La disoccupazione ha effetti ad ampio raggio che investono non solo le politiche del lavoro e sociali, ma anche quelle giovanili. La loro funzione fino a pochi anni fa era quella di offrire ai ragazzi occasioni arricchenti e stimolanti per il tempo libero, quasi un “corrispettivo positivo” al tempo occupazionale. Oggi questo meccanismo si è inceppato. E’ necessario ripensare gli interventi tenendo conto di dinamiche e di elementi – come quello del lavoro, anzi della sua assenza – che un tempo in questo ambito erano secondari. Ma come? Da ormai sette anni a Varese la cooperativa Naturart organizza eventi musicali – come i concerti di Frankie HI-NRG e Ministri – e un concorso con un grande riscontro di pubblico, evitando così che i giovani siano costretti ad andare a Milano per poter ascoltare buona musica dal vivo. Risultati importanti, ma non ancora rispondenti alle nuove sfide delle politiche giovanili in tempo di crisi. L’evoluzione è stata quella di rendere questi appuntamenti occasioni per i giovani di apprendimenti utili e spendibili sul mercato del lavoro e fonte di ricadute professionali.

C’erano e ci sono giovani tra i 16 e i 25 anni interessati non solo alla musica suonata, ma anche a quello che c’è intorno, prima e dopo. La cooperativa li ha coinvolti nello staff organizzativo composto da educatori e da operatori musicali professionali, come etichette discografiche indipendenti, agenzie di organizzazione di eventi. E li ha coinvolti in ogni fase del progetto: dall’ideazione artistica a quella promozionale, dall’allestimento alla logistica senza escludere le parti più “noiose” come quelle burocratico-amministrative. Da parte loro i ragazzi hanno usato questa opportunità per mettersi in gioco, sperimentare le proprie capacità e in alcuni casi sono riusciti a trasformarle in una  professione. Così la band Il Triangolo ha ottenuto in contratto discografico; due ragazze che per un paio di anni hanno curato i servizi fotografici durante gli eventi oggi hanno un loro agenzia, altri che erano interessati alla parte tecnica, dopo aver affiancato dei professionisti, hanno aperto una loro impresa di service.

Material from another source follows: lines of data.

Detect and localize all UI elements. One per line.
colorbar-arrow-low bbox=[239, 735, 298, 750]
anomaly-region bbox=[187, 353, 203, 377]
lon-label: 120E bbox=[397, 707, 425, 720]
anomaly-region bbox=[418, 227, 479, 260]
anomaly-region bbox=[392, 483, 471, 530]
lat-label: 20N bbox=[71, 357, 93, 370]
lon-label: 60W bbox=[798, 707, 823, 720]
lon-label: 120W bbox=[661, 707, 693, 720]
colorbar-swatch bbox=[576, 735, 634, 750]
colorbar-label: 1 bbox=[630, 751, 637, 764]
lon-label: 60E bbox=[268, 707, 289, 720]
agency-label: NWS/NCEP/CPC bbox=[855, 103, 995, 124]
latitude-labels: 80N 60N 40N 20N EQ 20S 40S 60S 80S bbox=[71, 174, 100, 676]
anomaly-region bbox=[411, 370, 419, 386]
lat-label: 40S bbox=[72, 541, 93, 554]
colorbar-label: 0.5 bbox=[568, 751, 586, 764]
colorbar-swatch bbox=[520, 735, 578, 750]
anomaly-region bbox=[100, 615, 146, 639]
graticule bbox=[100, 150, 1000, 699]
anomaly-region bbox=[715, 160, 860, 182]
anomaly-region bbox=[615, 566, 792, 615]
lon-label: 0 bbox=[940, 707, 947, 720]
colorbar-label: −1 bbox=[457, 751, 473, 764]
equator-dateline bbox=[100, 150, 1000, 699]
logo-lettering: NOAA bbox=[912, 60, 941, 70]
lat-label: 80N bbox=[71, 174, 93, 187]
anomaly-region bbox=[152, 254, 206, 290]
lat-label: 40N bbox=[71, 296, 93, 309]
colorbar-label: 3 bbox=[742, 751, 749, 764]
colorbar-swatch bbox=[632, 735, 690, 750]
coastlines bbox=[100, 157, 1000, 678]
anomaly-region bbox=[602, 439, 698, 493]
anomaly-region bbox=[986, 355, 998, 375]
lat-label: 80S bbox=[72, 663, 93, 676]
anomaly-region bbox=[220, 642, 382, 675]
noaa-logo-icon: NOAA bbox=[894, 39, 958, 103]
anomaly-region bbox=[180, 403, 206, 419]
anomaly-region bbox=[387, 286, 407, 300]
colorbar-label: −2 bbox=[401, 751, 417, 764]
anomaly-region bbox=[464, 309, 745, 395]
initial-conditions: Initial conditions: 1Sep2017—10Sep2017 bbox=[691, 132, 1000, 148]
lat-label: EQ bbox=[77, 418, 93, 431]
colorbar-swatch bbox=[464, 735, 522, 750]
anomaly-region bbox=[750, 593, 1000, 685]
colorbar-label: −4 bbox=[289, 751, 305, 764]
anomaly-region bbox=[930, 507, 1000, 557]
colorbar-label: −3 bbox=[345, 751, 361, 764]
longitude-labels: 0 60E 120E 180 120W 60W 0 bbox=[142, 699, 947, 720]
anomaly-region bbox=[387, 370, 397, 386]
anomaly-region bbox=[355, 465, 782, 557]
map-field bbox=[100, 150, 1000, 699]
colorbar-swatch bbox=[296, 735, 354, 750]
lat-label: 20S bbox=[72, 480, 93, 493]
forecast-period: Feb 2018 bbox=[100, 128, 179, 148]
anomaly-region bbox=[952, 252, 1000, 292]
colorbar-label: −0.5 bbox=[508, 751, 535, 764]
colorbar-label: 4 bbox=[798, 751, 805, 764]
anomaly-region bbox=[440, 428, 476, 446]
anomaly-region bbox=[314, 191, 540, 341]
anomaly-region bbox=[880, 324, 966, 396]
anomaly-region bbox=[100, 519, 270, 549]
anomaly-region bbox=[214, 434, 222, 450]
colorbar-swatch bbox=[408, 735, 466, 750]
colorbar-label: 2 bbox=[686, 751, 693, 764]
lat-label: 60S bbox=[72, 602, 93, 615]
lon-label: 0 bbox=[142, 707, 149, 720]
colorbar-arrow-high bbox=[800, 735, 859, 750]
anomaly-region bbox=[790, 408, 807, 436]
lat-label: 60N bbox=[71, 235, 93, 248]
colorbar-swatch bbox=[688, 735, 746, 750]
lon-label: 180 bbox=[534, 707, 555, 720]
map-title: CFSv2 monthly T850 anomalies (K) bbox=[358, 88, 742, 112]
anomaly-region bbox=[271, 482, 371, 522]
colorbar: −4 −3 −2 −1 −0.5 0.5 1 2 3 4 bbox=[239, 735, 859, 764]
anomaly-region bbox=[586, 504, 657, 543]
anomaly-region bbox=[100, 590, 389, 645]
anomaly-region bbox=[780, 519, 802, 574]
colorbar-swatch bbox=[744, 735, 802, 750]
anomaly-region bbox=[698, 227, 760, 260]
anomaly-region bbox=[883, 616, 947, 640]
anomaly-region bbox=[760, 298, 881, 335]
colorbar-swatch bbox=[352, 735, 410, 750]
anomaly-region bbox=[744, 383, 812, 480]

Paradossalmente la crisi attuale diventa momento buono per la creatività; quando in provincia era facile trovare un lavoro sicuro la parte artistica spesso veniva sacrificata: era meglio un lavoro sicuro in fabbrica o in ufficio che un’occupazione precaria nel mondo della cultura e dell’arte. Ora che la precarietà si è diffusa in ogni ambito per un ragazzo è più facile investire sul lavoro che veramente gli piace.